I just started using CUDA and got some tests running. Now im working on a simple physic simulation. The engine only uses particles which are connected through springs.
I wanted to simulate like this:
- calc all spring forces and add forces to the particles
- apply forces and move particles
In step 1. i ran into a problem I did not yet found a way to fix: It seems that forces are not applied correctly because when I walk through the array of springs and calculate each force it could happen that spring[i] and spring[j] want to add a force to particle[i]. I think what happens is a typical “write-after-write error”. As a result the simulation doesn’t work at all. None of the forces seems to be any close to correct.
My question: Is it possible to synchronize or lock access to certain particles / array entries in an efficient way? I searched the web but did not find an answer. I read about shared memory.
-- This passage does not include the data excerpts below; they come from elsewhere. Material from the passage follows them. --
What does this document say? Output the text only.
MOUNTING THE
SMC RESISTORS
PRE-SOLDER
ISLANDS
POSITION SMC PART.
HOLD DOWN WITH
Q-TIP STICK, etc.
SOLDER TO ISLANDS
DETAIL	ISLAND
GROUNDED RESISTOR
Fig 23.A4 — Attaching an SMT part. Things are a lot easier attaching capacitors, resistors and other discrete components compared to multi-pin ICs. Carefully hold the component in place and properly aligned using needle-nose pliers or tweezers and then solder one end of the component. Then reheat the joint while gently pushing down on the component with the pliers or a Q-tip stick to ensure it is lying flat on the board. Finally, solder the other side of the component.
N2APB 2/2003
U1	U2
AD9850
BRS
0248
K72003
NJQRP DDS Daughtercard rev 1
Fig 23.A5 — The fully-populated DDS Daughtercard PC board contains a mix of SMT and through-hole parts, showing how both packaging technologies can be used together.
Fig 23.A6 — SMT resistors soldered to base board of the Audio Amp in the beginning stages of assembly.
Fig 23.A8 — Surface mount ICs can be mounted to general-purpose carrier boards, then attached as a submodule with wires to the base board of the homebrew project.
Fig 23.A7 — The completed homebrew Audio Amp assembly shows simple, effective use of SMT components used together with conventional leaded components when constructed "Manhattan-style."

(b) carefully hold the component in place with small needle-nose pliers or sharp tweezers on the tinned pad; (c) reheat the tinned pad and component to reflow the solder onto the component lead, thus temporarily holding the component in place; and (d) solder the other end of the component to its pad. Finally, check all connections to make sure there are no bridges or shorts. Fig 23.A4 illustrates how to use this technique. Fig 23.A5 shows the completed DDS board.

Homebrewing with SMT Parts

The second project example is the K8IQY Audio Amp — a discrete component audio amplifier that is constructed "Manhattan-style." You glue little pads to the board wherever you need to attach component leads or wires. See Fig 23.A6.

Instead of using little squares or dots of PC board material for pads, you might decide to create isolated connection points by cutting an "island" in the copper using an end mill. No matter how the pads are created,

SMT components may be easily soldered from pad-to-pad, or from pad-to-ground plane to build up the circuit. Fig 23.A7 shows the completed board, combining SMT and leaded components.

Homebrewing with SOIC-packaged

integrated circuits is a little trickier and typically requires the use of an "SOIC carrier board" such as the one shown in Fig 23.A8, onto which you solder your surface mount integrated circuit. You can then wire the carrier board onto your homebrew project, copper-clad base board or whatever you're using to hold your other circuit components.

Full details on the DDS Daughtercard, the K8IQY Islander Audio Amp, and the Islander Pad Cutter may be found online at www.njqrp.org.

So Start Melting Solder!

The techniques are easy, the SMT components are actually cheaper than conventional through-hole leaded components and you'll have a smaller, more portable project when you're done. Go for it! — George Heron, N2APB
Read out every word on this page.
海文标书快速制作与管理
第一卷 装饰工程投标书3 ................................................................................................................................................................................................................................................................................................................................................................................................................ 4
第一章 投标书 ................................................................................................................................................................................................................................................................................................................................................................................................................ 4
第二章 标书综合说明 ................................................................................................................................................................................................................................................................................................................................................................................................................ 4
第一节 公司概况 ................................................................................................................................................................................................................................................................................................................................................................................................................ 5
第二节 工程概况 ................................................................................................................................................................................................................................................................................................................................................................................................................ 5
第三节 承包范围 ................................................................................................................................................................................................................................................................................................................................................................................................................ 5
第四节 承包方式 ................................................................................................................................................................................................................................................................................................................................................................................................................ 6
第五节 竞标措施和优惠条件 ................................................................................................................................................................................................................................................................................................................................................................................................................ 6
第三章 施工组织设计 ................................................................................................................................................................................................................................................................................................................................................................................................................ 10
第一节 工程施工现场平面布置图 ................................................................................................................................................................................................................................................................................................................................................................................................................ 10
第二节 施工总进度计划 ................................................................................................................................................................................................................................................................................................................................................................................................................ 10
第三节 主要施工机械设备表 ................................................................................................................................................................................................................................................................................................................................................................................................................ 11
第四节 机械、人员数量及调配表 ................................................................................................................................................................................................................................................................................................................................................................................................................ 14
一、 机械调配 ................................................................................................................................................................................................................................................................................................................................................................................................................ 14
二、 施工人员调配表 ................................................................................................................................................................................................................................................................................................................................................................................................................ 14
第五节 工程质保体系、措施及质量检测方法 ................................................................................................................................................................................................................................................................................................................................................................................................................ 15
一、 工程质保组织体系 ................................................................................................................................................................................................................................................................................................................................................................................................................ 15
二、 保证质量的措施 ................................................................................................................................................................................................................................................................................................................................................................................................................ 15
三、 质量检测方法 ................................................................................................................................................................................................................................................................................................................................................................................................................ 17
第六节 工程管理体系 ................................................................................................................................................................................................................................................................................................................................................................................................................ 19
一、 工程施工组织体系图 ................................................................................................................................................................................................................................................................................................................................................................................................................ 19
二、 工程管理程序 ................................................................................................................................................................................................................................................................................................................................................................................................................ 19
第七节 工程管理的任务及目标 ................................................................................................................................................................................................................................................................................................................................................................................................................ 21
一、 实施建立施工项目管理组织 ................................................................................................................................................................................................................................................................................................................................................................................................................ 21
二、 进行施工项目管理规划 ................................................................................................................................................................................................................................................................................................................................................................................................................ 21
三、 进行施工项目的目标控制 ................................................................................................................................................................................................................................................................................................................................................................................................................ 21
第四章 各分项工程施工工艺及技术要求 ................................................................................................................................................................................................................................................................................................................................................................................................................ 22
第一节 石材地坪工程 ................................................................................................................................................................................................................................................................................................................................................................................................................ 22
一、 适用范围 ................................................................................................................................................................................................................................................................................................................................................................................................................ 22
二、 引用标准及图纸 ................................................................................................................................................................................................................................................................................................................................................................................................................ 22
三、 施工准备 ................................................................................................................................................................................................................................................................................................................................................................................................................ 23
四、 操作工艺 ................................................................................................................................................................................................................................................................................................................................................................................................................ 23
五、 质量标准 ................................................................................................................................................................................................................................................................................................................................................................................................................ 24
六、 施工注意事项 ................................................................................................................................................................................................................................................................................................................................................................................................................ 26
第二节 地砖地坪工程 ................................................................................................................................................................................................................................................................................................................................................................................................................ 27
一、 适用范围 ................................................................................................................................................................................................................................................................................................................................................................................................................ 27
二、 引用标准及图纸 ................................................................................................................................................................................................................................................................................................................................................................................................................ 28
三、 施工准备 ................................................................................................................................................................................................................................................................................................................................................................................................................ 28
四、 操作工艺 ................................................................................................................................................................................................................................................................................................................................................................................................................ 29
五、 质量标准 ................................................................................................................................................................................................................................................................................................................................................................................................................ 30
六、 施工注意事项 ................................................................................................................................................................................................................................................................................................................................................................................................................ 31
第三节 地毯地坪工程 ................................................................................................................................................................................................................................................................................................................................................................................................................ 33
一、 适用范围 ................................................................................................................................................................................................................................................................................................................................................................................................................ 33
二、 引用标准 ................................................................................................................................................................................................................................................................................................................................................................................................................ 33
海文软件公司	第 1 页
But I don’t know how to use it in my simulation.
You can use atomicAdd() to ensure the forces are correctly updated. Preferably you would use one thread per particle (instead of one thread per spring) which (unlike atomicAdd()) will give bit-for-bit identical results on each run and likely also run faster (avoids unnecessary writes of intermediate results to global memory).
Thanks for your reply.
I tried using atomicAdd functions but it didn’t work. (Is “-arch=compute_20” the correct parameter to set for nvcc?)
I managed to work around atomicAdd and got the simulation running correctly.
How did You ‘work around’ atomicAdd, if I may ask?
I calculate each force a spring would apply and than in the particle update step I add the force to each particle. (Each particle knows which springs are connected to itself)
That means: I calculate all springs in parallel and afterwards all particles in parallel.
Just wrote the same code for the CPU and in comparison GPU is a lot faster. Just need to speed up rendering now.
If you can reformulate your problem from the per spring basis, to the per particle basis, then
the usual approach is not to use Newton’s third law, but to calculate forces twice - separately for each particle.